The book points to a robust body of developmental research that shows poor pre- and post-natal nutrition is a predictor of being convicted of violent crime as an adult. Stress throughout childhood (e.g., living in poverty or in a violent neighborhood, family separation, economic and housing instability, displacement) also can cause adverse cognitive and emotional outcomes and increase risk factors for violence-prone behaviors.
“What struck me when I really started delving into this a decade or so ago was how many of the risk factors for adulthood violence are going to become much more common as a result of rapid climate change,” says Anderson.
As the climate crisis causes more extreme and frequent droughts, wildfires, floods, and hurricanes, the authors explain, people around the world will be at higher risk of hunger and malnutrition, economic instability, and poverty. This can drive mass migrations to areas with more resources (e.g., better grazing land, cities with more jobs), which can lead to real (or perceived) competition over resources.
“This is a little oversimplified, but the civil war in Syria started with an extreme drought. A large proportion of the rural population moved to cities in search of jobs, food, and water, but an already unstable government did not prepare for the influx of people, which led to competition over resources like jobs and housing, spurring political unrest and eventual civil war,” says Miles-Novelo.
Miles-Novelo adds that the violence in Syria then led to massive migration to Europe, which fueled anti-immigration movements in places like Germany and the United Kingdom.

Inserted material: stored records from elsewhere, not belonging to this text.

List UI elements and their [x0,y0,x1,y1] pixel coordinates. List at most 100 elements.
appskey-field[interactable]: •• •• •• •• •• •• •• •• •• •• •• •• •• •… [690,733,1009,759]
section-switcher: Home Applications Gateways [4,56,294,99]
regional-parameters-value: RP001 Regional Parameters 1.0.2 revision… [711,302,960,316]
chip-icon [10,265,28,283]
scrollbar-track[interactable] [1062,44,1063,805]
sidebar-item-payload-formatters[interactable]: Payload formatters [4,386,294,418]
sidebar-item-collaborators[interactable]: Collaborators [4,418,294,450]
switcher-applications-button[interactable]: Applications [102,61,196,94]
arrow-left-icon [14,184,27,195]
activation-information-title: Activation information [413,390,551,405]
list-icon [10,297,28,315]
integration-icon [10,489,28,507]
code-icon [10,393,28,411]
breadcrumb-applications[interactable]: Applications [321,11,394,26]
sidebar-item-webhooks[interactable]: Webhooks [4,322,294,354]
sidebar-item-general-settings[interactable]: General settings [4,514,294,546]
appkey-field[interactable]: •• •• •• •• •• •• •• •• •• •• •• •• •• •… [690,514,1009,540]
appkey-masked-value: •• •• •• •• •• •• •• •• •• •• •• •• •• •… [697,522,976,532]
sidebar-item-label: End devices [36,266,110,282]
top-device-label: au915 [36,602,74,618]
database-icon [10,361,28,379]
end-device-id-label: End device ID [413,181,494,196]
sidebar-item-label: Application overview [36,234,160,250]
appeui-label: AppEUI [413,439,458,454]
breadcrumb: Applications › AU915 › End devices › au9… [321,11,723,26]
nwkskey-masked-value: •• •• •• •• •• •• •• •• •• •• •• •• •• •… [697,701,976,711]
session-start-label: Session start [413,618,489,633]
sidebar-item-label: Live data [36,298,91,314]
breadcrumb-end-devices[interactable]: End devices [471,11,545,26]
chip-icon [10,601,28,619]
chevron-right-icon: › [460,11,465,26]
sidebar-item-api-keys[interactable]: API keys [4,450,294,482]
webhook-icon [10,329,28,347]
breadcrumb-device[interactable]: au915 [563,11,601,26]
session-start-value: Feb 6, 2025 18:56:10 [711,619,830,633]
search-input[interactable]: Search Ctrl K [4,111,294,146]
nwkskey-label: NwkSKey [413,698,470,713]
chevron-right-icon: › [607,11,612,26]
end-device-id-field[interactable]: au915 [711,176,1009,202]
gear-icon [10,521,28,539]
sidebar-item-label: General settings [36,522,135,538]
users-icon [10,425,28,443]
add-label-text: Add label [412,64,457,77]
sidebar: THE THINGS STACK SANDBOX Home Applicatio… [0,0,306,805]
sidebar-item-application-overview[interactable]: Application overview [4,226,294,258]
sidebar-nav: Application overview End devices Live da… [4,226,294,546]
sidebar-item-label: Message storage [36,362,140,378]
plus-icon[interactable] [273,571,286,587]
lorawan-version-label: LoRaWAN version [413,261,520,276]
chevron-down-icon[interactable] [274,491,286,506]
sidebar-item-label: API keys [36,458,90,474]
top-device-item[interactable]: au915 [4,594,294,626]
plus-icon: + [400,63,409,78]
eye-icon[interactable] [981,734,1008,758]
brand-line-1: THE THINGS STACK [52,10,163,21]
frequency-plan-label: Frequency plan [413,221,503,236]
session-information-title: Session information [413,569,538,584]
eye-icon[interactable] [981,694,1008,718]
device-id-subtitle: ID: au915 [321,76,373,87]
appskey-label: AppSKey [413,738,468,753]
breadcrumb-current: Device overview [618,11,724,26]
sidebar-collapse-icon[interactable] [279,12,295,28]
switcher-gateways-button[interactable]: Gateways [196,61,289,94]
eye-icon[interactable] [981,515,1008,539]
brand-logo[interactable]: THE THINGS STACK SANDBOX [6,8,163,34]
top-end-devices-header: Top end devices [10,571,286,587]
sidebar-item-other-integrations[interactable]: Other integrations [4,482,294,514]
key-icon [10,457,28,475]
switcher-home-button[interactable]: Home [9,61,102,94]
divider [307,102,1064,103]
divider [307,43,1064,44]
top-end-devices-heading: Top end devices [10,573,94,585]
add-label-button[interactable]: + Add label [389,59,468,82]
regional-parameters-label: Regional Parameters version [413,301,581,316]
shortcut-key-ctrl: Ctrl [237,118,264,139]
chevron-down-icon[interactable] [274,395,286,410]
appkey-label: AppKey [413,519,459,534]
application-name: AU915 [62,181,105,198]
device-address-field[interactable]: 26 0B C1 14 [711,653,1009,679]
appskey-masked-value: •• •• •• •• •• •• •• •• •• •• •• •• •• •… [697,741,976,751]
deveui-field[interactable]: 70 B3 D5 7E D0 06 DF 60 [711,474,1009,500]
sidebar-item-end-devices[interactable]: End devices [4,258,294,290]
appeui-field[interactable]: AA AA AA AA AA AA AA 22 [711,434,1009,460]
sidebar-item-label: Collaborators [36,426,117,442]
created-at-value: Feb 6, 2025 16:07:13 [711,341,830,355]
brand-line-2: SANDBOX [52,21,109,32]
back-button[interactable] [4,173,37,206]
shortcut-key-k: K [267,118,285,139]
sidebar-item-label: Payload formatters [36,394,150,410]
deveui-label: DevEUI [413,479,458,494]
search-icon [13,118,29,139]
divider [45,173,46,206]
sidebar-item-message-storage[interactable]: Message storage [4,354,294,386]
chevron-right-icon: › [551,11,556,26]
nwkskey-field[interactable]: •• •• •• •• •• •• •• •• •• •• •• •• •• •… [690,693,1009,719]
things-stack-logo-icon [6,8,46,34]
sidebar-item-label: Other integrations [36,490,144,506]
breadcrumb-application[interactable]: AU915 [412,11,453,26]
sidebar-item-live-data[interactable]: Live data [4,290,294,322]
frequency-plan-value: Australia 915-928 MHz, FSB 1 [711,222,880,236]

The authors emphasize that no matter how bleak the future may seem, there are solutions to mitigate the impacts of climate change. They say one of the first steps should be changing the narrative around climate change. Scientists, politicians, and media outlets, the authors argue, should help people understand the causal link between rapid global warming and the threats people experience in their daily lives (e.g., poverty, crime) rather than debate whether climate change is real.
Another important step is shifting some of the burden from individuals to governments and corporations. The authors included a reference to a 2017 report from the Carbon Majors Database that detailed how 100 corporations contributed 71% of the global greenhouse gas emissions. Anderson and Miles-Novelo say tackling emissions at this higher level is a more efficient way to minimize climate change than merely expecting individuals to solve the problem on their own.
The authors say other examples of proactive responses that can lessen the impacts of climate change on individuals and communities include bolstering programs that support pre-natal and post-natal nutrition, which can help offset some of the risk factors for violence-prone adults.
Anderson adds that more countries, especially those with substantial resources, need to start planning for hundreds of millions—if not billions—of people who will be migrating due to environmental disasters or political unrest.
“There are issues we’re going to have to take more seriously in the US and worldwide as climate change pushes more eco-migration. The problems that we’re seeing now are relatively small compared to what’s going to happen in the next 50 years,” says Anderson.
Anderson says governments and international organizations need to start preparing for eco-migrations in a positive way that integrates people into communities where they can live sustainably and makes use of their talents, skills, and aspirations to benefit the community as well as their own families.